- Associated Press - Monday, June 1, 2015

EXETER, N.H. (AP) - The remains of a New Hampshire soldier who died after being wounded and taken prisoner during the Korean War returned Monday to his hometown of Exeter for burial with full military honors.

The remains of Army Cpl. Elmer Richard - identified through his brother’s DNA - arrived at the Brewitt Funeral Home in the rain as a group of Patriot Guard riders stood nearby. The hearse was escorted by state and Exeter police, and a military honor guard carried the flag-draped casket into the funeral home.

A church service and burial will be Wednesday on what would have been his 85th birthday.

In late November 1950, Richard was part of an anti-aircraft artillery unit fighting on the east side of the Chosin Reservoir in North Korea. On Nov. 29, 1950, elements of the unit were overwhelmed by Chinese fighters and on Dec. 2, Richard was reported missing in action.

In late 1953, during a prisoner of war exchange, a U.S. service member told authorities Richard was captured and died in mid-December 1950 from battle wounds and dysentery. Richard was one of 12 Korean War POWs from New Hampshire to be posthumously awarded a Purple Heart five years ago.

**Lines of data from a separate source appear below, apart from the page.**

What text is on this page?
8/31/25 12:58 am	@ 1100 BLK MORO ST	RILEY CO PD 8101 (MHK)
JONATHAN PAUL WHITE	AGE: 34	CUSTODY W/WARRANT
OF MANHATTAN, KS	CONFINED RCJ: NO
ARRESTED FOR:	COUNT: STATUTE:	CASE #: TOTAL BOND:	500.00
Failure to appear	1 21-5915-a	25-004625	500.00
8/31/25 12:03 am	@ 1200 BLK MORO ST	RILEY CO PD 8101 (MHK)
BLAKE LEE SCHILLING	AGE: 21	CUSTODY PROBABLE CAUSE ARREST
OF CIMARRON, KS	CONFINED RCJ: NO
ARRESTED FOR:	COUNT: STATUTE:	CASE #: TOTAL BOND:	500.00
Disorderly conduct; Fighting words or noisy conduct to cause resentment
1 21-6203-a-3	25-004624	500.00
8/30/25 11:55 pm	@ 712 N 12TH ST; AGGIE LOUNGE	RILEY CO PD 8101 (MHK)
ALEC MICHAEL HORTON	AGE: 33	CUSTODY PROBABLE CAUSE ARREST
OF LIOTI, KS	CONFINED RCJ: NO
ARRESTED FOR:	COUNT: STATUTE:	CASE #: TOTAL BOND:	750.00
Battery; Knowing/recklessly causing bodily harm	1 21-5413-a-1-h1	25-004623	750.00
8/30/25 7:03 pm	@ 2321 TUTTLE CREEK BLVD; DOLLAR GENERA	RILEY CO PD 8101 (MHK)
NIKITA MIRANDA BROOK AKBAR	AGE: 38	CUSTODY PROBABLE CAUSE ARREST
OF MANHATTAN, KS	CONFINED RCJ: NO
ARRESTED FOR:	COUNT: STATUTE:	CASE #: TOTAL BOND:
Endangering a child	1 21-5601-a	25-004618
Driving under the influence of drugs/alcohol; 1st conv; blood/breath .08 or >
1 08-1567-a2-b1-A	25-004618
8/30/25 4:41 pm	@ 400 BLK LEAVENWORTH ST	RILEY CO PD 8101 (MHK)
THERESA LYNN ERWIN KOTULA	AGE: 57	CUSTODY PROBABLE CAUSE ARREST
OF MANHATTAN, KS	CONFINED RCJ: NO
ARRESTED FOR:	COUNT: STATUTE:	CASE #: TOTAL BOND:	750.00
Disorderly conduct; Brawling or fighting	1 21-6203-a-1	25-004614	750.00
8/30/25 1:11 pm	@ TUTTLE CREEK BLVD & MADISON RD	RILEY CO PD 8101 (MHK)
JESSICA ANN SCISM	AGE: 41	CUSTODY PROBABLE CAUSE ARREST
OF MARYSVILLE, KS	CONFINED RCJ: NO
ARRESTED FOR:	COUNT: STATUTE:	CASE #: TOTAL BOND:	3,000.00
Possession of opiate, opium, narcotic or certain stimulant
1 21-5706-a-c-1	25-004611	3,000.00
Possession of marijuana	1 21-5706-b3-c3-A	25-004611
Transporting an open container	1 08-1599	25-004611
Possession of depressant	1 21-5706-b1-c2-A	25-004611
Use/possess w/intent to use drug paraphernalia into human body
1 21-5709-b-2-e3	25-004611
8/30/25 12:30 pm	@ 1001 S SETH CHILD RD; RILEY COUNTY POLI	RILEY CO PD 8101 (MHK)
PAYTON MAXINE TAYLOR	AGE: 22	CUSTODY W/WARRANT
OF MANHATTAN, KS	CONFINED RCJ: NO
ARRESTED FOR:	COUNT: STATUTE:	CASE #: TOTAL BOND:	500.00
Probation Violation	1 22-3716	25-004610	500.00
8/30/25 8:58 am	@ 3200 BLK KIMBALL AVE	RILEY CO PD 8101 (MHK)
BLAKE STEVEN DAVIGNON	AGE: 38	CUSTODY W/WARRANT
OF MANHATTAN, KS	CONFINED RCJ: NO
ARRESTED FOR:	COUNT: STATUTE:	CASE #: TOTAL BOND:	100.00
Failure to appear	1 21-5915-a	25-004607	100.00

Between 1990 and 1994, North Korea turned over to the U.S. 208 boxes of human remains believed to contain more than 400 U.S. servicemen, and North Korean documents indicated some of the remains were from the area where Richard was believed to have died. On Oct. 5, 2000, a second burial site was excavated where U.S. servicemen were believed to have been buried after the Korean War.

Scientists used DNA to confirm the identity of Richard’s remains.

His sister, Jeannette McDonnell, said their mother died in 1993 after decades trying to learn her son’s fate. McDonnell said it was just before last Christmas when she received a phone call regarding her brother.

She told the Portsmouth Herald she had already seen four brothers fight in World War II, and when Elmer announced he would be volunteering for the Korean effort, the family was firmly against it.

“We’d already been through four years of worrying - we just thought we couldn’t take it anymore,” McDonnell said.

In a letter dated Nov. 17, 1953, McDonnell and her family first received word that Richard had possibly died due to wounds and dysentery, and an investigation would ensue.

“My mother had great faith in Elmer and in the war effort . this would be closure for her,” McDonnell said.